Unmanageability resonates as one of Ringworld's central themes. It turns out that the ringworld is all but abandoned. The place is a vast oasis of livable space made larger by its emptiness. Indeed, the ringworld is a Trump tower when all we needed was a three-bedroom bungalow. As you can see from the map below, the scale of the ringworld is ridiculously big.



The pointlessness of the ringworld's vastness is the point. Yes, the theme of Ringworld might best be summed up thus"Get everything, use nothing." The babelfish, a universal language translator, supports the same theme of emptiness as the ringworld. Who needs a universal translator when there's no one to talk to, nothing to translate?

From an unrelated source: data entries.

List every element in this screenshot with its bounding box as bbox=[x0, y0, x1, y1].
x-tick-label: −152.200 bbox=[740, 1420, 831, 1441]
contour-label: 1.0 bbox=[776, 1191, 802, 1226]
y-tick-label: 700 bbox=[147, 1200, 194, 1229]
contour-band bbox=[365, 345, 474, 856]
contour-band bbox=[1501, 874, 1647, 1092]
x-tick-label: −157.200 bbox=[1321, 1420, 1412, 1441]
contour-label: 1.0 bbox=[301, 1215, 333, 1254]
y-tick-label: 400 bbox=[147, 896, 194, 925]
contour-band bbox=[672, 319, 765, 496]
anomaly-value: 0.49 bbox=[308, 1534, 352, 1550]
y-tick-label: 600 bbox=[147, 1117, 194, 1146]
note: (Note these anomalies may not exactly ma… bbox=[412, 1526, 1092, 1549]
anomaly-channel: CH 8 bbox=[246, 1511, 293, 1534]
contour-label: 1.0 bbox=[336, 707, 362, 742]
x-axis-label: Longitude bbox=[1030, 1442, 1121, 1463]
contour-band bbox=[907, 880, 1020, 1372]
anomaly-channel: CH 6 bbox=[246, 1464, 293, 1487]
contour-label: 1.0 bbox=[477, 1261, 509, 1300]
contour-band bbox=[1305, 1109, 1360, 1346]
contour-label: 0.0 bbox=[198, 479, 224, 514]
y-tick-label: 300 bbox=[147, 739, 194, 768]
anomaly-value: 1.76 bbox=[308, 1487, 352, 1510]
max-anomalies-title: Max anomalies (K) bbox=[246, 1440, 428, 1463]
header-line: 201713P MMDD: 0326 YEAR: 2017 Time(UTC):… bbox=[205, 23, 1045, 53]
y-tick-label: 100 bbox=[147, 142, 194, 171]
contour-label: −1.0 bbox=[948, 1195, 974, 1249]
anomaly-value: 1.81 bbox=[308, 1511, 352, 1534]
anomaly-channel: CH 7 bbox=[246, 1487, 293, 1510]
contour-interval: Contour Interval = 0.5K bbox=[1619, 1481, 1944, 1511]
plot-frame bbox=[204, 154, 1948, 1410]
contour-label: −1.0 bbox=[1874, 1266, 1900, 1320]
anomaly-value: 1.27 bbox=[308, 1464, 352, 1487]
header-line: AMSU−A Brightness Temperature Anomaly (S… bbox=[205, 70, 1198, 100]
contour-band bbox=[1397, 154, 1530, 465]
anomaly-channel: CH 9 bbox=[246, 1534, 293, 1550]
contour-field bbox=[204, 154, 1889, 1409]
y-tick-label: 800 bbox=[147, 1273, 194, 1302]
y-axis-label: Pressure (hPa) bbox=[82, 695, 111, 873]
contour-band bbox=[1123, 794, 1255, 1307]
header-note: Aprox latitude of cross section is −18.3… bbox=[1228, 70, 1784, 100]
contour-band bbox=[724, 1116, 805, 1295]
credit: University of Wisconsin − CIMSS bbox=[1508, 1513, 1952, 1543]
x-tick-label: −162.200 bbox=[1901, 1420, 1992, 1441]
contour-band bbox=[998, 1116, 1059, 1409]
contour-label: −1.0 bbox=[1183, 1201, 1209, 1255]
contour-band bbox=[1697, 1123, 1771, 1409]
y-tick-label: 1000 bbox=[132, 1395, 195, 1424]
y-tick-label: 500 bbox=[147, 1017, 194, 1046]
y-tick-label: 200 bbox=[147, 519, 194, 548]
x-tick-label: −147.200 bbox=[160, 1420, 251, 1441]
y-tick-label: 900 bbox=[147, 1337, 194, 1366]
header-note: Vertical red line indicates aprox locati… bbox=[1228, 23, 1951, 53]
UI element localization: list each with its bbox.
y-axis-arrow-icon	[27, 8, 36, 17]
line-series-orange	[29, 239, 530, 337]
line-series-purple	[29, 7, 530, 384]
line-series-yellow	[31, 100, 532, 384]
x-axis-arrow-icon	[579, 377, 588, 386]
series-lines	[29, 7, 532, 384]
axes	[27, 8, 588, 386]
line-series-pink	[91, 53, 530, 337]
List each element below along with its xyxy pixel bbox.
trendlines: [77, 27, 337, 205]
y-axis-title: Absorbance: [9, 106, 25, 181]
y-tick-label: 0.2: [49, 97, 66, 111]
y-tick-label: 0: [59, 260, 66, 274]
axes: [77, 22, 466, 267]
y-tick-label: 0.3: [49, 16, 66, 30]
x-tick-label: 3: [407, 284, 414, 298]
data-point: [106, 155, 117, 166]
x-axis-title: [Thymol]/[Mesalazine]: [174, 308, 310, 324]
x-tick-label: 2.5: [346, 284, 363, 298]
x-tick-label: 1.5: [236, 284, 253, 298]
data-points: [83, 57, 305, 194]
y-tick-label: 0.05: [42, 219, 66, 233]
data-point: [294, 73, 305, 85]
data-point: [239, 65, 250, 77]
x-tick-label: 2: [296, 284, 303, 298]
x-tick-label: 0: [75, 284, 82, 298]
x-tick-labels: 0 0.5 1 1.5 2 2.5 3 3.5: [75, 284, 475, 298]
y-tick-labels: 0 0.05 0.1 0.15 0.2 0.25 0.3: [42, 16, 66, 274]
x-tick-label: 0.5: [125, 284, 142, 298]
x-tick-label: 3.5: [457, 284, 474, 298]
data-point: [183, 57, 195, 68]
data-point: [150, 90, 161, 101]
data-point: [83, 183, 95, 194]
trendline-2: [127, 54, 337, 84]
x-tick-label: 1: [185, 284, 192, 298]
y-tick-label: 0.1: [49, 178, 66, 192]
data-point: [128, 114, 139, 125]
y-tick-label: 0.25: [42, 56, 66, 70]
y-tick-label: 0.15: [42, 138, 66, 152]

The point of writing a story with an explorable big dumb object that yields fields of nothing different than what came before is not a one-to-one comparison to any real place. America, for example, is not culturally homogenous nor does it go on forever. But the ringworld represents an American fantasy of an ever-expanding but completely homogenized Western frontier. The colonist's dream is to turn every country into the old country. As Louis and Teela explore the ringworld, they not only see more of the same geography in perpetuity, they are also prepared to hear their own tongue spoken to them through the babelfish. No territory is new territory; no culture can't be immediately understood and enculturated. Thinking in terms of Baudrillard, the map has become the territory. No matter which direction you head, you already know what's there--you've already experienced the far West because it's exactly like the East or wherever else.

Consider the massive homogenizing project of turning all the planets in one's own as well as nearby star systems into a ringworld. All the backwaters and all the lonely, unknown, holy places are crushed and repurposed for the ringworld's continuous sameness. The ringworld is sprawl. It is American highways. It is the suburbs.


Niven wrote this book during the Vietnam era, the age of making the world "safe for democracy." But the US has been trying to turn the Hanois and the Seouls of the world into Springfields for well over a century, beginning with the fin de siècle experiment in the Philippines. As a former colony of the British empire, we learned well how to play the colonization game. Similar to British schools in India, the US set up an schools in the Philippines with curriculum patterned after what was taught back home. If it wasn't at first clear that this education was indoctrination, the fact that the first teachers were soldiers should clears up any doubt. In practice, making the world safe for democracy is achieved by homogenizing culture, replacing regional customs, knowledge, and beliefs by reproducing American culture and American values. Our own world is ringed by American power.